Что же до учителей литературы — если с ними Вознесенскому и не везло, то в школе все же была у него родная душа, и о ней далее — отдельная история. Пока же скажем только, что говорить о литературе в школе Андрей будет скорее с любимой учительницей английского языка… Ах, с этими школьными менторами юных дарований лучше ухо держать востро.
Вот сослали Лермонтова на Кавказ за стихи — и суровая его бабка, Елизавета Алексеевна Арсеньева, первым делом обвинила учителя: «И зачем это я на беду свою еще брала Мерзлякова, чтоб учить Мишу литературе!»
А Пушкин? Уже умирая — вздыхает… по кому? По однокашнику, а также по директору Лицея, Василию Федоровичу: «Как жаль, что нет теперь здесь ни Пущина, ни Малиновского, мне бы легче было умирать». Малиновского тоже можно упрекнуть — вот до чего довел поэта автор «Записки об освобождении рабов», проповедник «лицейского духа».
Вознесенский вспомнит свою англичанку не раз — и в воспоминаниях о Пастернаке, между прочим, тоже.

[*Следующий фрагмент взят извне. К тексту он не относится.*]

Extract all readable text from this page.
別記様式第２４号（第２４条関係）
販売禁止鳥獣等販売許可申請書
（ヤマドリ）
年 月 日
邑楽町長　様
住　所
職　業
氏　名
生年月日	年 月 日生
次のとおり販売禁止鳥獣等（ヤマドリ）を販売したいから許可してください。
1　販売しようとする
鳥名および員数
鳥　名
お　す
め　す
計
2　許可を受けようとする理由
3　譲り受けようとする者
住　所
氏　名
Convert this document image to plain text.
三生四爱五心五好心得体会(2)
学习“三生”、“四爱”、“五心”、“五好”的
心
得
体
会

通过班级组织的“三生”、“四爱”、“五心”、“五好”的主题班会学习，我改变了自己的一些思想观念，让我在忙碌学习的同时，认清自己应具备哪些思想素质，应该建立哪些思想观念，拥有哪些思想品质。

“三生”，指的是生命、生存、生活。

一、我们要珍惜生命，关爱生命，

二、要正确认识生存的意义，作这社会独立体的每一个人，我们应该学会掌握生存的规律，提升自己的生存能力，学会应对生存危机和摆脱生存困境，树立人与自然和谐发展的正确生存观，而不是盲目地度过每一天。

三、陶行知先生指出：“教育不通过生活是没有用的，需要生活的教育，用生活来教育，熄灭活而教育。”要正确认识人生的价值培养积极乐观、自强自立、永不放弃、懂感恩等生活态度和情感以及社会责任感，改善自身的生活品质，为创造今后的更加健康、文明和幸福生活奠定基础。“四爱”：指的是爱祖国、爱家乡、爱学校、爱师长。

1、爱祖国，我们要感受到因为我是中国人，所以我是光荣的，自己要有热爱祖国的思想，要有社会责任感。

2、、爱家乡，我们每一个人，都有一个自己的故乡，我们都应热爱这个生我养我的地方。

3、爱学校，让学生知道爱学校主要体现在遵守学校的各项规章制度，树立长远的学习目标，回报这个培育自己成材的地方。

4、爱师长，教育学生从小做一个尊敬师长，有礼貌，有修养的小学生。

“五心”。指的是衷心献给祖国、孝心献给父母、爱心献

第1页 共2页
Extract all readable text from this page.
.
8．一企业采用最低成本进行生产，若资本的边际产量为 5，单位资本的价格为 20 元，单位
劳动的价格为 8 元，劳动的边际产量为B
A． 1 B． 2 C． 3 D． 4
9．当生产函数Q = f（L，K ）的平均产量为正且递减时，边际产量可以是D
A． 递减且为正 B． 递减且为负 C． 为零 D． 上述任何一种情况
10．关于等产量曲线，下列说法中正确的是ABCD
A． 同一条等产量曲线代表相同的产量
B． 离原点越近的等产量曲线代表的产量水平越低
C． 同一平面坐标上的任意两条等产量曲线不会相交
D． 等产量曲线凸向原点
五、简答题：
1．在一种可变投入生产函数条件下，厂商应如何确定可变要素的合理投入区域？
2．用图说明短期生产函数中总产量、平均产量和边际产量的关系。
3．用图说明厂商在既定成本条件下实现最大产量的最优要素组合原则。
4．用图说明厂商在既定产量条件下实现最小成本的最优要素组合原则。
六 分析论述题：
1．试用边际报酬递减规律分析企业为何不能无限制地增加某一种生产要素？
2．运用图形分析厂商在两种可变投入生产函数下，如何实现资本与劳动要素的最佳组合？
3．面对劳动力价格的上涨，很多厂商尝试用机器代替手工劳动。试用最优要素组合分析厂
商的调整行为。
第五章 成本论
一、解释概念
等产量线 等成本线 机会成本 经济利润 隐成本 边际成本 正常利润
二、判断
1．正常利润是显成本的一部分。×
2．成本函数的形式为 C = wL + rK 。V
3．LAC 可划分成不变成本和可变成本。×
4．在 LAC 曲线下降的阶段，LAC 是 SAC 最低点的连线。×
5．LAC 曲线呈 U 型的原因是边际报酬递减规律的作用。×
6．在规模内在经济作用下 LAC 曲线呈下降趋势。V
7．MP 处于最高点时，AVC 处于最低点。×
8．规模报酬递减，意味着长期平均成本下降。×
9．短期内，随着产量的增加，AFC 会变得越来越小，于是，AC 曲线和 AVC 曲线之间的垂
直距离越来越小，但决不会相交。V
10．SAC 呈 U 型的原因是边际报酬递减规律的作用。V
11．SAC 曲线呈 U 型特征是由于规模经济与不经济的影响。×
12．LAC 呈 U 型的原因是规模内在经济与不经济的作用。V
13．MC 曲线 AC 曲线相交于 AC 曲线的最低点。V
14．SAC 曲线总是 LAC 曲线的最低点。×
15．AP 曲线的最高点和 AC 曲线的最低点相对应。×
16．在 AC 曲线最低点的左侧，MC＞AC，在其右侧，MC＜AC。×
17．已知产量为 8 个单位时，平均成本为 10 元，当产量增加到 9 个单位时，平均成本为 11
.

Скульптор Зоя Масленникова, два года работавшая над портретом Пастернака, запишет позже, как Борис Леонидович рассказывал про школьные годы Вознесенского:
«На выпускном экзамене по литературе его попросили прочесть на выбор стихотворение советского поэта. Он прочел мои стихи. Это было вызовом. Но все-таки ему поставили пятерку. <…> Он советовался со мной, куда ему поступить, и я отговорил его идти в Литературный институт. Он поступил в Архитектурный. Он одаренный поэт, стихи его написаны под напором, его захлестывает материал, и он не успевает сказать всего, что хочет, от этой недоговоренности создается энергия и стремительность ритма. Он стал архитектором и начал печататься».
Ставил ли он мне голос?
Подростки встречаются разные, но в чем они все одинаковы — с ними фальшивить трудно, не проведешь. Не скажут ничего, поймут, даже если ты ошибаешься, — лишь бы не врал, будь ты хоть трижды великий.
Чем пленил Пастернак подростка — совершенной доверительностью. В словах и жестах, во всем — касалось это работы или сердечной смуты. Борис Леонидович не был святым, он мог быть неправ, бывал и противоречив — он для Андрюши, для Андрея Андреевича, стал с тех пор навсегда не критерием «истины на все случаи жизни», а единицей измерения искренности: во все, что делаешь и говоришь, — надо верить. Можно заблуждаться, можно жить иллюзиями, обстоятельства жизни могут заставить поэта чего-то не сделать и не сказать — но ничто не заставит слукавить. Если сам не захочет.
Можно ли сказать конкретнее: в чем все-таки — уроки Пастернака? Вознесенского об этом спрашивали часто, ответ его всегда был прост: «Ставил ли он мне голос? Он просто говорил, что ему нравится и почему».
Отношения Пастернака с властью никогда не были односложны. Так же непросто они сложатся у Вознесенского. Естественно, до Андрея не раз долетали отголоски окололитературных пересудов об «особом отношении» Сталина к Пастернаку, об истории с арестом Мандельштама. История известная, многократно пересказанная. Сталин тогда, после ареста, лично позвонил Пастернаку, допытываясь: «Но ведь он же мастер, мастер?» Пастернак ответил: «Да дело же не в этом…» — «А в чем же?» — спросил Сталин. Пастернак сказал, что хотел бы с ним встретиться и поговорить. «О чем?» — «О жизни и смерти», — ответил Пастернак. Сталин повесил трубку.
Укоряли Бориса Леонидовича этой историей чаще, чем пытались понять. Отчего у Пастернака и времена «оттепели» вызовут лишь горькую иронию: разумеется, куда уж «страшному и жестокому Сталину» против «нынешней возвышенности и блеска»? А отчего много лет спустя, когда «перестройка» сменит в очередной раз «страшное и жестокое» прошлое возвышенностью и блеском нового «шкурного аршина», тот же пастернаковский скепсис будет сквозить уже в строках Вознесенского: «…нельзя сваливать все на тупость тоталитаризма. Окололитературное болото, средняя арифметическая серость были совершенно искренни. Они мстили гению»? Сказано это и про Пастернака, и отчасти уже про себя… Потому что верность предназначению поэта — слагать текст эпохи из слов о жизни и смерти — останется важным уроком для Андрюши на времена принудительного единомыслия, принудительного всякомыслия или принудительного пустомыслия. На все, одним словом, времена.